Empowered, autonomous and responsible youth leadership is the heart of Scouting.
Our job as Scoutmasters is to maintain a safe environment where the youth leadership is free to function with full responsibility. To encourage , coach and mentor rather than manage, delegate and compel.
Youth Leadership under compulsion is not autonomous. A safe environment for Scouting can not be so constrained as to exclude the possibility of failure. Instead failure is a real possibility and every group of leaders should have enough latitude to experience a plan gone sour and allowed to discover a way to recover. The only compulsion needed are those of the program; all we do should be focused on specific goals of Scouting.
Youth Leadership is not delegated. One abiding myth of Scouting is that the Scoutmaster is the source of all authority and delegates responsibility to his youth leadership. In reality the youth leadership has its own set of responsibilities that the Scoutmaster should not take away from them (although many do).
Youth leaders are not simply extensions of the Scoutmaster's authority.

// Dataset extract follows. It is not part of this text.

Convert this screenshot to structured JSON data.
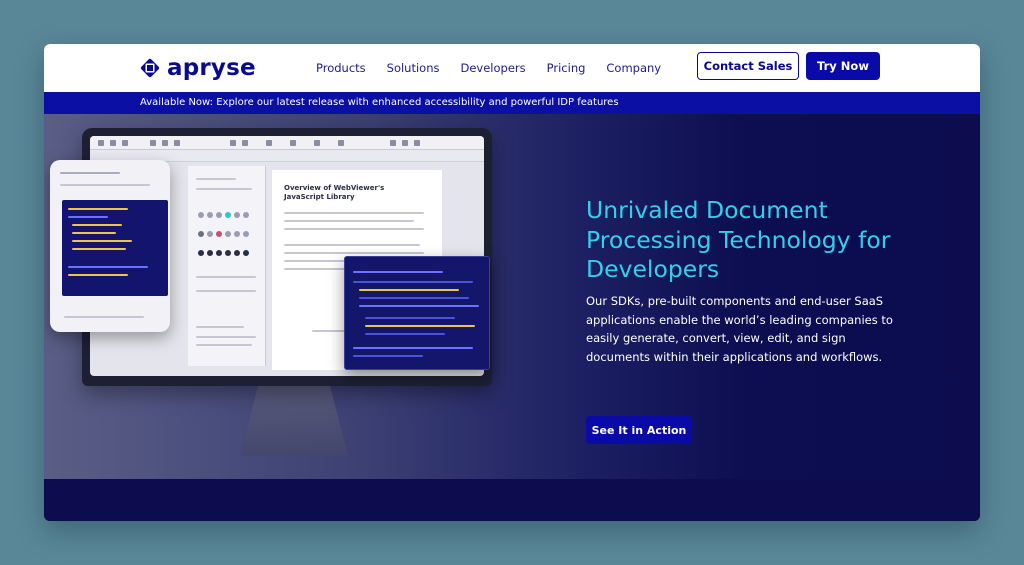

They are not his servants, employees, soldiers or sailors but volunteer players on a team he coaches.
Scouting is something that Scouts do for themselves by themselves. We adult leaders have the honor of observing, coaching and encouraging.
Fantastic post. We just had that talk the other night. I wish more people understood that this is the way it works.
Have a Great Scouting Day!
Posted by: Jerry Schleining Jr. | January 19, 2010 at 12:40 AM
This a great post!
It is amazing how easy it is for the empowerment to be destroyed. My son's troop just had one of the old guard, who was quite intimidating and basically had a strong enough clique that the CC (me) couldn't fire him (though he truly deserved it - but that is another story), have to retire (great) for health reasons (not so great). Remove his glowering from the sidelines and occasional shouts at the scouts and suddenly the scouts are running the show.
Posted by: Rob | January 20, 2010 at 08:26 AM
I absolutely love this post. So many want to control the outcome of the meetings and not let failures happen. Who hasn't learned from a failure? But for some reason, a lot do want their children to fail or make a mistake. That's the greatest learning moment.
I really, really enjoyed being a scoutmaster for the exact reasons you stated in your last paragraph.